真っ向から衝突する、拳と壁。拳に宿った炎が、壁を焼こうと暴れ出す。
「もう一発!」
私はそこに追撃をかけるべく、すかさず左拳を構える。剥き出しの左拳には、渦巻く氷が宿っていた。
「砕けろっ!」
振り抜いた左拳が、土壁を真っ向から穿つ。急激な温度変化に耐え切れず、土壁は脆くも崩れ去った。
「!!」
そこで私はチリリとした殺気を感じ、考えるより早く後ろに飛び退く。すると先程まで私の首があった場所を、崩れた土壁の向こうから現れた曲刀の刃が高速で通り抜けていった。
「いい反応だ!」
「伊達にサークに鍛えられてないからね!」
私の反応に、サークがうれしそうな笑みを浮かべる。サークの期待に応えられる力を身に付けられている事に、私もまたうれしくなった。
「なら、コイツはどうだ!?」
そう言うと、サークが精霊を入れ替える。すると大きな火の玉が、こっちに向かって飛んできた。
「何の! 『爆炎よ、その身を清き風に変えよ』!」
詠唱と共に、頭の中でイメージを再構築する。すると右拳を包んでいた炎が、激しい風へと姿を変えた。
「いっけえっ!」
空を裂いた右拳から、解放された風が火の玉に向かっていく。それは火の玉を相殺はしなかったけど、確実に勢いを弱めた。
「これならっ!」
それを確認してすぐ、私は火の玉に向かって駆け出す。そして左拳の冷気で、火の玉を打ち消した。
と、そこで。
「はい、ここまで」
その言葉と共に、背中に突き付けられる固く鋭いもの。反射的に振り返ると、そこにはいつの間にか背後に回り込んだサークがいた。
「うっ……」
「魔法攻撃に気を取られ過ぎたな。一回死亡、だ」
そう言うとサークは曲刀を引き、トン、と肩に乗せた。うう、確かに新しい戦法を完全にモノにする事しか考えてなかった……。
「……何度見てもヒヤヒヤさせられますね、伯父上の手合わせは」
勝負が着いたのを確認すると、脇で見ていた兄様が長々と溜息を吐いた。その眉間には、小さなシワが寄っている。
「毎日こんな稽古をつけられれば、クーナが強くなる訳だ。ここで暮らしていた頃は、剣の一つもにぎった事のない娘だったと言うのに」
「私、今でも剣は振れないよ?」
「そういう話をしてるんじゃない」
私の反論に、兄様はまた一つ溜息を吐いて首を振った。そんな私達を見ながら、サークは小さな苦笑を浮かべる。

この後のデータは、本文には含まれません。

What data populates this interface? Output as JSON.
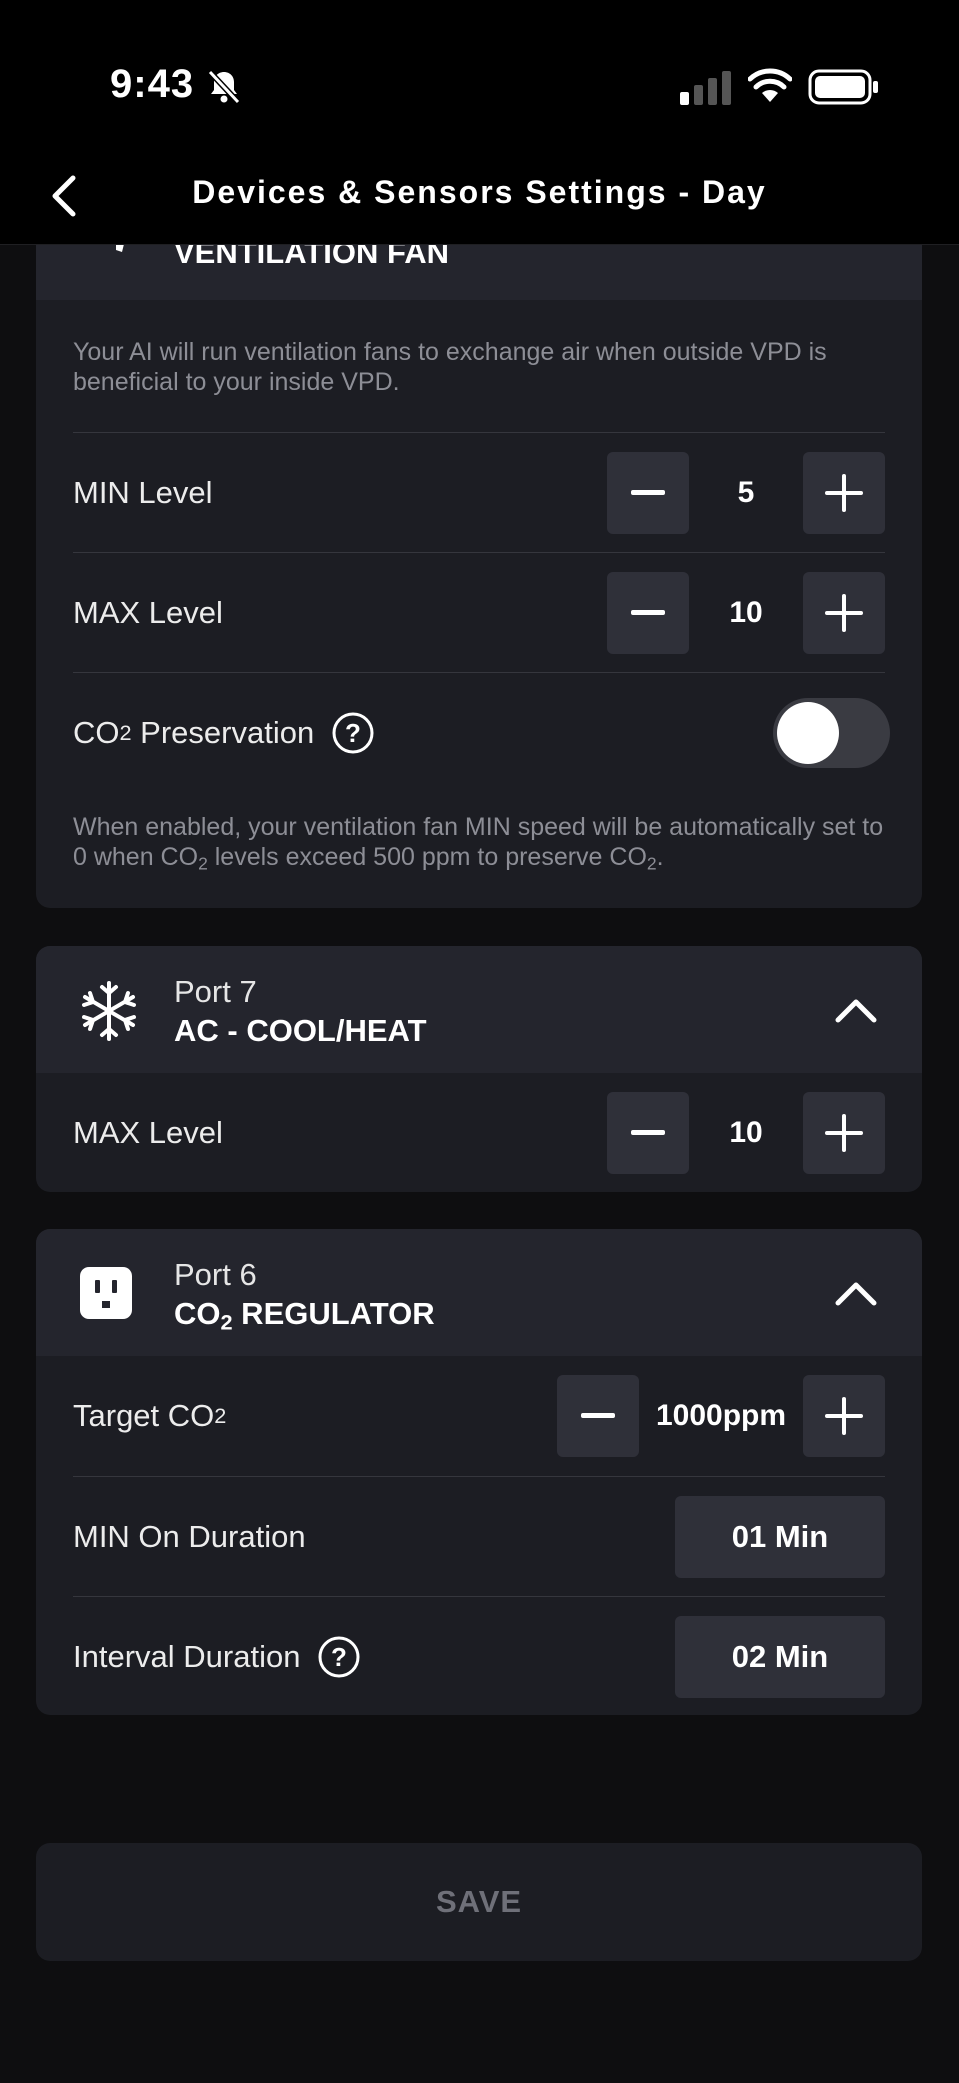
{
  "status_bar": {
    "time": "9:43",
    "icons": [
      "bell-slash-icon",
      "cellular-signal-icon",
      "wifi-icon",
      "battery-icon"
    ]
  },
  "nav": {
    "back_icon": "chevron-left-icon",
    "title": "Devices & Sensors Settings - Day"
  },
  "ventilation_card": {
    "name": "VENTILATION FAN",
    "description": "Your AI will run ventilation fans to exchange air when outside VPD is beneficial to your inside VPD.",
    "min_level": {
      "label": "MIN Level",
      "value": "5"
    },
    "max_level": {
      "label": "MAX Level",
      "value": "10"
    },
    "co2_preservation": {
      "label_prefix": "CO",
      "label_sub": "2",
      "label_suffix": " Preservation",
      "enabled": false
    },
    "co2_note": {
      "part1": "When enabled, your ventilation fan MIN speed will be automatically set to 0 when CO",
      "sub1": "2",
      "part2": " levels exceed 500 ppm to preserve CO",
      "sub2": "2",
      "part3": "."
    }
  },
  "ac_card": {
    "port": "Port 7",
    "name": "AC - COOL/HEAT",
    "icon": "snowflake-icon",
    "max_level": {
      "label": "MAX Level",
      "value": "10"
    }
  },
  "co2_card": {
    "port": "Port 6",
    "name_prefix": "CO",
    "name_sub": "2",
    "name_suffix": " REGULATOR",
    "icon": "outlet-icon",
    "target": {
      "label_prefix": "Target CO",
      "label_sub": "2",
      "value": "1000ppm"
    },
    "min_on": {
      "label": "MIN On Duration",
      "value": "01 Min"
    },
    "interval": {
      "label": "Interval Duration",
      "value": "02 Min"
    }
  },
  "save_label": "SAVE",
  "colors": {
    "background": "#0e0e10",
    "card": "#1c1d23",
    "card_header": "#24252d",
    "button": "#2f3039",
    "muted_text": "#8d8e96",
    "disabled_text": "#6f7079"
  }
}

「すまないな。だが冒険者ってのは、常に危険と隣り合わせだ。大事な預かりものだからこそ、手を抜く訳にはいかなかった」
「それは理解していますし、感謝もしていますが……兄として、どうしても心配してしまうこちらの思いも察して下さい」
そう兄様が言うと、サークはまた苦笑した。もう、兄様ってば心配性なんだから……。
「けど、クーナも大分クラウスの技術を使いこなせるようになったな。やっぱりお前には、才能があるよ」
「そ、そうかな?」
「ああ。話を聞かされた時は正直半信半疑だったが、お前はこの一ヶ月で見事に実用可能にしてみせた。……もしかしたら、自分の意思を継ぐ存在としてクラウスが遣わせてくれた存在なのかもな、お前は」
珍しくストレートな褒め言葉に、思わず頬が熱くなる。うぅ、褒めて欲しいのに、いざ褒められると恥ずかしくなっちゃう……。
「……それはそうと、そろそろあちらが行動を起こす頃でしょうか。あの、アウローラとかいう女が」
不意に兄様が、真剣な顔で言う。それを聞いて、浮つきかけた気持ちはすぐに冷めた。
「ああ。必ず向こうは行動を起こす。異神の降臨は、奴らの目的に最も近付く事の出来る手段だからな」
「一体、どのような形で行動を起こすのでしょうか。まさかまた、罪なき人々が犠牲に……」
「レオノ様、クーナ様、サーク様!」
サークと兄様が、そう話し始めた時だった。使用人の一人が、私達のいる中庭にやってきたのは。
「どうした?」
「は、はい、皆さま宛にこれが……」
兄様に答えた使用人が差し出したのは、三通の封筒。蛇の模様に縁を彩られたそれらは、緋色の蜜蝋で封がされている。
「……サーク」
自然と顔を見合わせる、私とサーク。間違いない、これは……アウローラからの挑戦状!
「ああ、準備をするぞ、クーナにレオノ。……世界の命運を賭けた戦いの始まりだ」
「うん!」
それぞれが自分宛の封筒を受け取り。私達は、大きくうなずき合った。